Digging into what these perks actually mean is what got me, though.  Let’s take them one at a time. Read a book to your baby. Yes, reading to your baby is a good thing. But where are your eyes when you are reading? On the book. NOT on your baby. When you are feeding a baby, especially a newborn, it is very important to pay attention to their cues and signals. Is the flow too fast? Do they need a break? When the bottle is tilted continuously like this contraption does, the baby does not have control over the flow of the milk, so the milk can flow more quickly than your baby can swallow, increasing the risk of choking or aspiration (liquid in the lungs). If the baby falls asleep while the bottle is still in her mouth and you aren’t looking at her (because you are reading a book or looking at the TV/phone), she is at risk for aspiration as well because the milk keeps flowing into her mouth and she isn’t actively swallowing.

Making the feeding the priority creates the opportunity to observe and be responsive to the baby and his needs. Talking to your baby while you feed him is arguably just as calming as reading a book to him. The eye contact that occurs during infant feeding is vital to the attachment process; as the baby looks at you, they are learning your face, mirroring your facial expressions, and making a strong connection to you.
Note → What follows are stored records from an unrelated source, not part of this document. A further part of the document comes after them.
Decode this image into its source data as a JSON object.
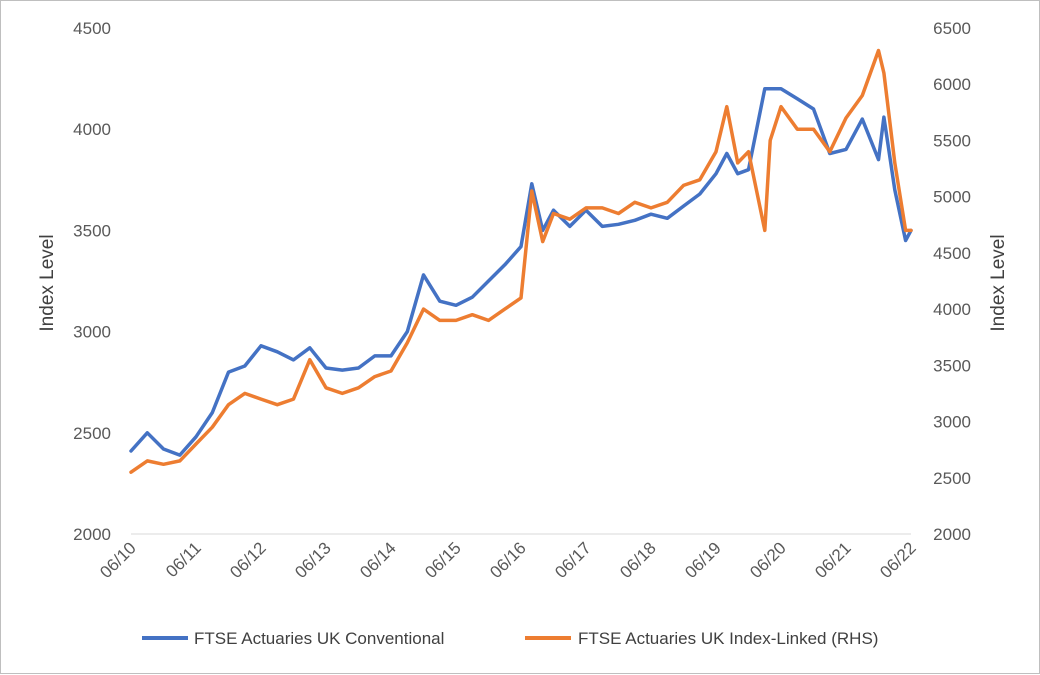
{
  "chart_data": {
    "type": "line",
    "title": "",
    "xlabel": "",
    "ylabel_left": "Index Level",
    "ylabel_right": "Index Level",
    "ylim_left": [
      2000,
      4500
    ],
    "ylim_right": [
      2000,
      6500
    ],
    "yticks_left": [
      2000,
      2500,
      3000,
      3500,
      4000,
      4500
    ],
    "yticks_right": [
      2000,
      2500,
      3000,
      3500,
      4000,
      4500,
      5000,
      5500,
      6000,
      6500
    ],
    "x_ticks": [
      "06/10",
      "06/11",
      "06/12",
      "06/13",
      "06/14",
      "06/15",
      "06/16",
      "06/17",
      "06/18",
      "06/19",
      "06/20",
      "06/21",
      "06/22"
    ],
    "x_range": [
      "2010-06",
      "2022-06"
    ],
    "legend_position": "bottom",
    "grid": false,
    "series": [
      {
        "name": "FTSE Actuaries UK Conventional",
        "axis": "left",
        "color": "#4472C4",
        "x": [
          "2010-06",
          "2010-09",
          "2010-12",
          "2011-03",
          "2011-06",
          "2011-09",
          "2011-12",
          "2012-03",
          "2012-06",
          "2012-09",
          "2012-12",
          "2013-03",
          "2013-06",
          "2013-09",
          "2013-12",
          "2014-03",
          "2014-06",
          "2014-09",
          "2014-12",
          "2015-03",
          "2015-06",
          "2015-09",
          "2015-12",
          "2016-03",
          "2016-06",
          "2016-08",
          "2016-10",
          "2016-12",
          "2017-03",
          "2017-06",
          "2017-09",
          "2017-12",
          "2018-03",
          "2018-06",
          "2018-09",
          "2018-12",
          "2019-03",
          "2019-06",
          "2019-08",
          "2019-10",
          "2019-12",
          "2020-03",
          "2020-06",
          "2020-09",
          "2020-12",
          "2021-03",
          "2021-06",
          "2021-09",
          "2021-12",
          "2022-01",
          "2022-03",
          "2022-05",
          "2022-06"
        ],
        "values": [
          2410,
          2500,
          2420,
          2390,
          2480,
          2600,
          2800,
          2830,
          2930,
          2900,
          2860,
          2920,
          2820,
          2810,
          2820,
          2880,
          2880,
          3000,
          3280,
          3150,
          3130,
          3170,
          3250,
          3330,
          3420,
          3730,
          3500,
          3600,
          3520,
          3600,
          3520,
          3530,
          3550,
          3580,
          3560,
          3620,
          3680,
          3780,
          3880,
          3780,
          3800,
          4200,
          4200,
          4150,
          4100,
          3880,
          3900,
          4050,
          3850,
          4060,
          3700,
          3450,
          3500
        ]
      },
      {
        "name": "FTSE Actuaries UK Index-Linked (RHS)",
        "axis": "right",
        "color": "#ED7D31",
        "x": [
          "2010-06",
          "2010-09",
          "2010-12",
          "2011-03",
          "2011-06",
          "2011-09",
          "2011-12",
          "2012-03",
          "2012-06",
          "2012-09",
          "2012-12",
          "2013-03",
          "2013-06",
          "2013-09",
          "2013-12",
          "2014-03",
          "2014-06",
          "2014-09",
          "2014-12",
          "2015-03",
          "2015-06",
          "2015-09",
          "2015-12",
          "2016-03",
          "2016-06",
          "2016-08",
          "2016-10",
          "2016-12",
          "2017-03",
          "2017-06",
          "2017-09",
          "2017-12",
          "2018-03",
          "2018-06",
          "2018-09",
          "2018-12",
          "2019-03",
          "2019-06",
          "2019-08",
          "2019-10",
          "2019-12",
          "2020-03",
          "2020-04",
          "2020-06",
          "2020-09",
          "2020-12",
          "2021-03",
          "2021-06",
          "2021-09",
          "2021-12",
          "2022-01",
          "2022-03",
          "2022-05",
          "2022-06"
        ],
        "values": [
          2550,
          2650,
          2620,
          2650,
          2800,
          2950,
          3150,
          3250,
          3200,
          3150,
          3200,
          3550,
          3300,
          3250,
          3300,
          3400,
          3450,
          3700,
          4000,
          3900,
          3900,
          3950,
          3900,
          4000,
          4100,
          5050,
          4600,
          4850,
          4800,
          4900,
          4900,
          4850,
          4950,
          4900,
          4950,
          5100,
          5150,
          5400,
          5800,
          5300,
          5400,
          4700,
          5500,
          5800,
          5600,
          5600,
          5400,
          5700,
          5900,
          6300,
          6100,
          5300,
          4700,
          4700
        ]
      }
    ]
  }
}
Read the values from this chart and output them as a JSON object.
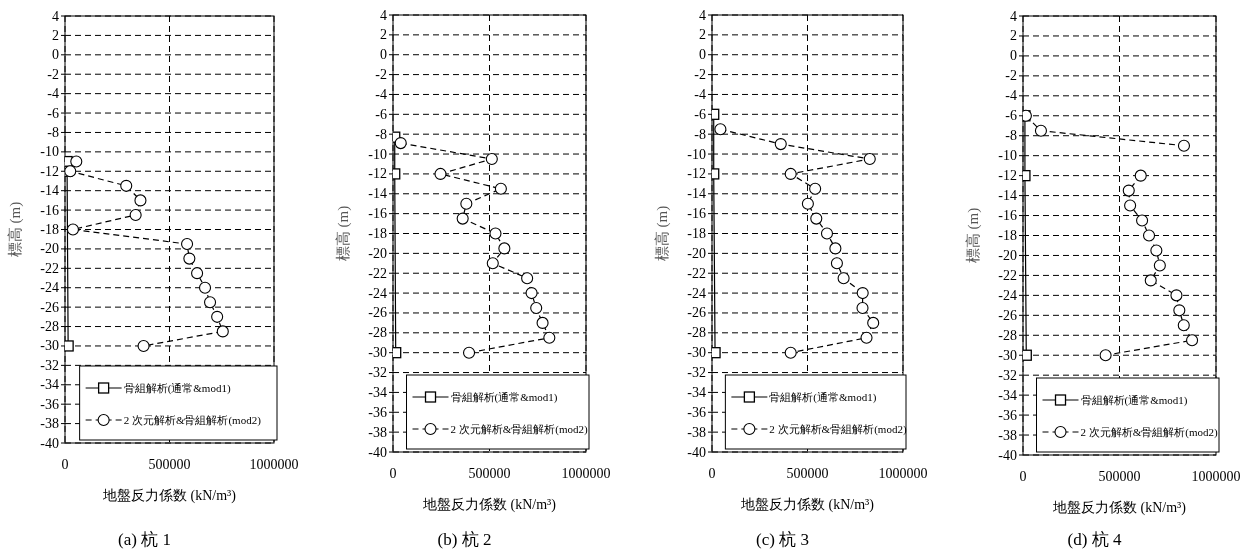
{
  "chart_data": [
    {
      "type": "line",
      "annotations": [
        "(a) 杭 1"
      ],
      "xlabel": "地盤反力係数 (kN/m³)",
      "ylabel": "標高 (m)",
      "xlim": [
        0,
        1000000
      ],
      "xticks": [
        0,
        500000,
        1000000
      ],
      "ylim": [
        -40,
        4
      ],
      "yticks": [
        4,
        2,
        0,
        -2,
        -4,
        -6,
        -8,
        -10,
        -12,
        -14,
        -16,
        -18,
        -20,
        -22,
        -24,
        -26,
        -28,
        -30,
        -32,
        -34,
        -36,
        -38,
        -40
      ],
      "grid": true,
      "legend": "bottom",
      "series": [
        {
          "name": "骨組解析(通常&mod1)",
          "color": "#000000",
          "marker": "square",
          "line_style": "solid",
          "x": [
            10000,
            10000,
            15000
          ],
          "values": [
            -11,
            -12,
            -30
          ]
        },
        {
          "name": "2 次元解析&骨組解析(mod2)",
          "color": "#000000",
          "marker": "circle",
          "line_style": "dashed",
          "x": [
            54000,
            25000,
            293000,
            361000,
            338000,
            38000,
            584000,
            595000,
            632000,
            670000,
            694000,
            728000,
            755000,
            376000
          ],
          "values": [
            -11,
            -12,
            -13.5,
            -15,
            -16.5,
            -18,
            -19.5,
            -21,
            -22.5,
            -24,
            -25.5,
            -27,
            -28.5,
            -30
          ]
        }
      ]
    },
    {
      "type": "line",
      "annotations": [
        "(b) 杭 2"
      ],
      "xlabel": "地盤反力係数 (kN/m³)",
      "ylabel": "標高 (m)",
      "xlim": [
        0,
        1000000
      ],
      "xticks": [
        0,
        500000,
        1000000
      ],
      "ylim": [
        -40,
        4
      ],
      "yticks": [
        4,
        2,
        0,
        -2,
        -4,
        -6,
        -8,
        -10,
        -12,
        -14,
        -16,
        -18,
        -20,
        -22,
        -24,
        -26,
        -28,
        -30,
        -32,
        -34,
        -36,
        -38,
        -40
      ],
      "grid": true,
      "legend": "bottom",
      "series": [
        {
          "name": "骨組解析(通常&mod1)",
          "color": "#000000",
          "marker": "square",
          "line_style": "solid",
          "x": [
            9000,
            9000,
            14000
          ],
          "values": [
            -8.3,
            -12,
            -30
          ]
        },
        {
          "name": "2 次元解析&骨組解析(mod2)",
          "color": "#000000",
          "marker": "circle",
          "line_style": "dashed",
          "x": [
            40000,
            512000,
            246000,
            559000,
            380000,
            361000,
            531000,
            577000,
            517000,
            695000,
            718000,
            742000,
            775000,
            810000,
            394000
          ],
          "values": [
            -8.9,
            -10.5,
            -12,
            -13.5,
            -15,
            -16.5,
            -18,
            -19.5,
            -21,
            -22.5,
            -24,
            -25.5,
            -27,
            -28.5,
            -30
          ]
        }
      ]
    },
    {
      "type": "line",
      "annotations": [
        "(c) 杭 3"
      ],
      "xlabel": "地盤反力係数 (kN/m³)",
      "ylabel": "標高 (m)",
      "xlim": [
        0,
        1000000
      ],
      "xticks": [
        0,
        500000,
        1000000
      ],
      "ylim": [
        -40,
        4
      ],
      "yticks": [
        4,
        2,
        0,
        -2,
        -4,
        -6,
        -8,
        -10,
        -12,
        -14,
        -16,
        -18,
        -20,
        -22,
        -24,
        -26,
        -28,
        -30,
        -32,
        -34,
        -36,
        -38,
        -40
      ],
      "grid": true,
      "legend": "bottom",
      "series": [
        {
          "name": "骨組解析(通常&mod1)",
          "color": "#000000",
          "marker": "square",
          "line_style": "solid",
          "x": [
            9000,
            9000,
            16000
          ],
          "values": [
            -6,
            -12,
            -30
          ]
        },
        {
          "name": "2 次元解析&骨組解析(mod2)",
          "color": "#000000",
          "marker": "circle",
          "line_style": "dashed",
          "x": [
            44000,
            360000,
            826000,
            412000,
            540000,
            502000,
            546000,
            602000,
            646000,
            654000,
            689000,
            789000,
            788000,
            844000,
            809000,
            412000
          ],
          "values": [
            -7.5,
            -9,
            -10.5,
            -12,
            -13.5,
            -15,
            -16.5,
            -18,
            -19.5,
            -21,
            -22.5,
            -24,
            -25.5,
            -27,
            -28.5,
            -30
          ]
        }
      ]
    },
    {
      "type": "line",
      "annotations": [
        "(d) 杭 4"
      ],
      "xlabel": "地盤反力係数 (kN/m³)",
      "ylabel": "標高 (m)",
      "xlim": [
        0,
        1000000
      ],
      "xticks": [
        0,
        500000,
        1000000
      ],
      "ylim": [
        -40,
        4
      ],
      "yticks": [
        4,
        2,
        0,
        -2,
        -4,
        -6,
        -8,
        -10,
        -12,
        -14,
        -16,
        -18,
        -20,
        -22,
        -24,
        -26,
        -28,
        -30,
        -32,
        -34,
        -36,
        -38,
        -40
      ],
      "grid": true,
      "legend": "bottom",
      "series": [
        {
          "name": "骨組解析(通常&mod1)",
          "color": "#000000",
          "marker": "square",
          "line_style": "solid",
          "x": [
            10000,
            10000,
            17000
          ],
          "values": [
            -6,
            -12,
            -30
          ]
        },
        {
          "name": "2 次元解析&骨組解析(mod2)",
          "color": "#000000",
          "marker": "circle",
          "line_style": "dashed",
          "x": [
            15000,
            93000,
            834000,
            null,
            610000,
            548000,
            555000,
            617000,
            653000,
            691000,
            709000,
            662000,
            795000,
            810000,
            833000,
            876000,
            428000
          ],
          "values": [
            -6,
            -7.5,
            -9,
            null,
            -12,
            -13.5,
            -15,
            -16.5,
            -18,
            -19.5,
            -21,
            -22.5,
            -24,
            -25.5,
            -27,
            -28.5,
            -30
          ]
        }
      ]
    }
  ]
}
The next one- answer the phone. In this day of constant connection, it is hard to stay away from the phone. In my experience as a feeding therapist evaluating babies who are struggling to feed well, though, I see how important it is for new parents to pay attention. When the baby feeds well at first but problems show up mid-feed or toward the end, it may be hard to recognize. Having all of your attention on the baby while she feeds gives you the best chance to identify any problems. Needing to answer the phone while you are feeding a baby may happen from time to time, but usually that call can be returned when you are finished.

The last one had me puzzled.  “Use the remote.” Just like I pointed out in the first example, looking at your baby when you feed them is part of trust-building and attachment. If you are using a remote, this implies you are watching TV when you are feeding the baby. Is the tv ever on when feeding a baby in real life? Of course. But even the manual says just one page later…

“Always pay attention to your baby when using the Beebo.”


This warning seems to imply that the Beebo allows you to feed without paying attention. And that it does. I have to consider how we are quickly becoming a society of device-staring people, unable to take our eyes away from the next Tweet, ‘like’, or text. The image of a dad feeding his baby while he works on the computer is the epitome of NOT paying attention. Taking even more attention away from our children can’t possibly be a good thing.  We don’t need any help having our attention pulled away, and the Beebo creates an environment where not paying attention to the baby while feeding could become the norm. This is basically bottle-propping and feeding is no longer “responsive” if you aren’t watching the baby’s cues. As Catherine Shaker, one of the leading practitioners in cue-based feeding writes: “Interaction during infant feeding aids the development of social interaction, communication, and being responsive to others among both parents and the infant.”

What happens if the baby needs a break or wants to stop eating?  She has to actively move her head away from the bottle- which is gravity-flow– so the milk is still flowing out of the nipple even when she has moved her mouth away. Many websites like this one, which is backed by pediatricians, advise against this. Healthychildren.org says “We do not recommend devices to hold a bottle in a baby’s mouth—they could be dangerous.”

It seems to me that if you have something over your shoulder that is, in essence, feeding your baby for you, you are bottle propping and you don’t have to pay attention to the baby. Making something easier doesn’t necessarily make it better, and in this case, I believe this device can actually make feeding worse.

I’m sure many parents would love this device and obviously, the investors on Shark Tank thought it worthy. On the surface, it seems like a life-saver for our multi-tasking world, and Ashton Kutcher (I missed where he became a parenting or feeding expert?) apparently agreed. For me, however, it doesn’t make the cut.